Para começo de conversa, é sempre interessante mergulhar nos detalhes da cultura Klingon, ao mesmo tempo uma das mais exploradas espécies alienígenas da franquia e uma das que mais sofreram modificações ao longo das décadas, levando-a a ganhar mitologia complexa e, por vezes, até contraditória. E isso fica ainda mais interessante quando o que vemos, aqui, é o que provavelmente será o desfecho da história de Ma’ah (Jon Curry), que apareceu pela primeira vez no espetacular wej Duj, ainda na segunda temporada da série, como um alferes Klingon, ganhando ótimo desenvolvimento ao longo de suas utilizações posteriores. Tendo perdido sua capitania por ter permitido um motim, ele agora vive na fazenda de sua família, cuidando de targs, semelhantes a javalis gigantes, e fazendo vinho de sangue ao lado de seu irmão Malor (Sam Witwer), ele “esbarra” em Mariner e Boimler (que agora tem um bigodinho horroroso em seu projeto de deixar a barba crescer como sua contrapartida vista no primeiro episódio da temporada) que fazem de tudo para ele recuperar seu posto, o que, claro, leva os quatro a enfrentar os mais violentos desafios do conselho de sua espécie em Qo’noS.
A dinâmica dos dois humanos da Frota Estelar com os dois Klingons é excelente, pois Mariner simplesmente não abre mão de ajudar seu amigo que, claro, hesita fortemente em aceitar, e Boimler parece o proverbial “pinto no lixo” com todo o seu conhecimento enciclopédico sobre os rituais Klingon. E a brincadeira do roteiro justamente com o vocabulário Klingon e todas as suas leis, ritos, costumes e assim por diante, recheando os diálogos de palavras que uma pessoa “normal” não tem a menor condição de entender e fazendo referências a todo tipo de obscuridade possível, inclusive um antigo jogo em VHS (sim!!!), canonizando-o no processo, é um primor narrativo que converte a violência e truculência Klingon em elementos cômicos e satíricos impagáveis, com Ma’ah realmente revelando-se como um personagem que ecoa, de seu modo, os valores de Worf.

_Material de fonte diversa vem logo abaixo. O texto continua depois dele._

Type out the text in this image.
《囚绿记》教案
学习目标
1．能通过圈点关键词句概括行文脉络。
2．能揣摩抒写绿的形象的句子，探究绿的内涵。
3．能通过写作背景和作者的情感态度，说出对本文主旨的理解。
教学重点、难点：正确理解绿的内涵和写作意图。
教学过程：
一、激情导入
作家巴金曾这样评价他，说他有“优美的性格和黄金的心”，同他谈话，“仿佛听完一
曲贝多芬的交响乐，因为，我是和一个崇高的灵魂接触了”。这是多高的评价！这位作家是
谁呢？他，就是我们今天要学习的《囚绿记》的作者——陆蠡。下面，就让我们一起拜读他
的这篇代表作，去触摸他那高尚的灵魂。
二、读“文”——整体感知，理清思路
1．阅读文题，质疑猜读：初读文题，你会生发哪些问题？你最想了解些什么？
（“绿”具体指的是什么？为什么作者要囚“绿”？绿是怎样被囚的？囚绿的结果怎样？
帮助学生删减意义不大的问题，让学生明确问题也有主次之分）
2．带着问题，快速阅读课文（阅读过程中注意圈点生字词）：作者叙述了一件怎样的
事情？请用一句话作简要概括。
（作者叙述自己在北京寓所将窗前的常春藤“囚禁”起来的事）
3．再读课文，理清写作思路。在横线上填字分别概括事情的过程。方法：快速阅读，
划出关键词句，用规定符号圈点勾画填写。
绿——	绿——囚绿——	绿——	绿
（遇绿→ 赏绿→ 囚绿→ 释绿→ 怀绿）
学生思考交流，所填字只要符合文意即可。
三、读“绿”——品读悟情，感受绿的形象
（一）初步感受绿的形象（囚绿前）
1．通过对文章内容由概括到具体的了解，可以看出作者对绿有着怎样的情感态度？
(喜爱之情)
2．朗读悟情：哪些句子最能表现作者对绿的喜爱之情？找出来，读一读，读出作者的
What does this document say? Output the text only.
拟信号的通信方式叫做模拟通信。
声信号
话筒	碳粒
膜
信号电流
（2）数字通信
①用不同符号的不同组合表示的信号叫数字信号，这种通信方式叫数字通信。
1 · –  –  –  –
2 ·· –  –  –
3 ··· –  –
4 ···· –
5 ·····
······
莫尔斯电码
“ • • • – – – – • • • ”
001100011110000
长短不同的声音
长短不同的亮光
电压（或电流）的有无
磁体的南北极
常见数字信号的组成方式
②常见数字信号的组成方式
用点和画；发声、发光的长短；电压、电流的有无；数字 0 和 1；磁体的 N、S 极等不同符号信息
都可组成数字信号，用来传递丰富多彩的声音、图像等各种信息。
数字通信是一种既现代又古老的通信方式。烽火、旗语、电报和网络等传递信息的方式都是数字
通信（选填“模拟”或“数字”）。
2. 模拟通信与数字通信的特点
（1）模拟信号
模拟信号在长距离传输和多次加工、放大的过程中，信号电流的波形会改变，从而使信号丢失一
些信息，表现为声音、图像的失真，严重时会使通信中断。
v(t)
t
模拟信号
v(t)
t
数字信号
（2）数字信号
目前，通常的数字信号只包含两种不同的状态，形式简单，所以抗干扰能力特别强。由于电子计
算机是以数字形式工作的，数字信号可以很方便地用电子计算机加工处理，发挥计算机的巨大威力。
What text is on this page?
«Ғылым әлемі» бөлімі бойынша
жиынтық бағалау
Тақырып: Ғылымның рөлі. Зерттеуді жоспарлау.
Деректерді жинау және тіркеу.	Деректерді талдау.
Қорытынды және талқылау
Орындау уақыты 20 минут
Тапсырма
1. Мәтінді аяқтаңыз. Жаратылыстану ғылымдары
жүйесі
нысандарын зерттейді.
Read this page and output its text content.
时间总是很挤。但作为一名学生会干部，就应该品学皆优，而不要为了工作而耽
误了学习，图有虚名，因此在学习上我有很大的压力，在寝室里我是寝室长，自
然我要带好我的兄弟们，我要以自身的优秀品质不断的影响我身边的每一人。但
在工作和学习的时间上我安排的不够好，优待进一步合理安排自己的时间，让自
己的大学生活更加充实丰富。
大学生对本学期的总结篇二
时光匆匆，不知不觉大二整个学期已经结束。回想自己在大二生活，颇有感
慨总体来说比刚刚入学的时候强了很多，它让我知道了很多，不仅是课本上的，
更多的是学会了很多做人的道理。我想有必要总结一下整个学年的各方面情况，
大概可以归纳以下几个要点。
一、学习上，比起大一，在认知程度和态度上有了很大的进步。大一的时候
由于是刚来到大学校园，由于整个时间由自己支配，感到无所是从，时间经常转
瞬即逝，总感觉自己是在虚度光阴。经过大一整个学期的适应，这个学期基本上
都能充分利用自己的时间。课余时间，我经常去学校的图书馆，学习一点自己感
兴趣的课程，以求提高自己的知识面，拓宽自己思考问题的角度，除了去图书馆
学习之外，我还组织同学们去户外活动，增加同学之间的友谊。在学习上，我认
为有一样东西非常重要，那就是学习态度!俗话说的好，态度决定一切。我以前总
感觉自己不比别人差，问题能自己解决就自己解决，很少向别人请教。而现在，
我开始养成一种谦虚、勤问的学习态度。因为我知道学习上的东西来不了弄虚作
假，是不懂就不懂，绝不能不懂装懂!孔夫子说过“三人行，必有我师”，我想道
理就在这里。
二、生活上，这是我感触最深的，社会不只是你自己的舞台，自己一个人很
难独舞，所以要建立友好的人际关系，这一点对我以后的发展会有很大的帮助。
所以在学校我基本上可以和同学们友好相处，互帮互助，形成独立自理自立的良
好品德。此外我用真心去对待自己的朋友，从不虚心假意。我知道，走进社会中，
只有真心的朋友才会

E, se a exploração de uma espécie tão conhecida de Star Trek é uma delícia, o mesmo vale para quando, na outra ponta do episódio, mitologia nova é criada, uma perfeitamente em linha com a essência de Lower Decks, em uma das raras vezes em que isso acontece, como sabemos, já que a série tem como um de seus fundamentos justamente referenciar a vasta mitologia preexistente, cavando fundo nesse baú. Nesse lado de A Farewell to Farms, a Cerritos recebe a visita de Sir Sir Legnog (também Witwer) e Madame Gonald (Gillian Vigman, que faz a voz de T’Ana na série), dois mais do que esnobes críticos de comida da espécie klowahkana, do planeta Klowahka – um hilário chiste com a palavra “cloaca” que, bem, é talvez o orifício mais importante dos pássaros – cujos paladares o Dr. Migleemo, também klowakano, claro, faz de tudo para agradar, mas sem conseguir, o que acaba levando-o a ser preso por seus compatriotas que acham que tudo o que ele serve é sem gosto, uma ofensa capital. Não só a crítica a críticos em geral (ei, como assim???) é exatamente no ponto, como, com isso, aprendemos de imediato que a cultura klowahkana gira em torno dos sabores e da capacidade de apreciá-los, que suas prisões recebem os prisioneiros com aperitivos sofisticados, que não existe nada pior do que ser inscrito no Livro dos Sem Sabores e do que ter seu nome excluído do Grande Mapa de Assentos. O que vemos, com isso, é Lower Decks fazendo troça das nomenclaturas absurdas que povoam o universo Star Trek para criar suas próprias nomenclaturas absurdas, em um excelente exercício de retroalimentação.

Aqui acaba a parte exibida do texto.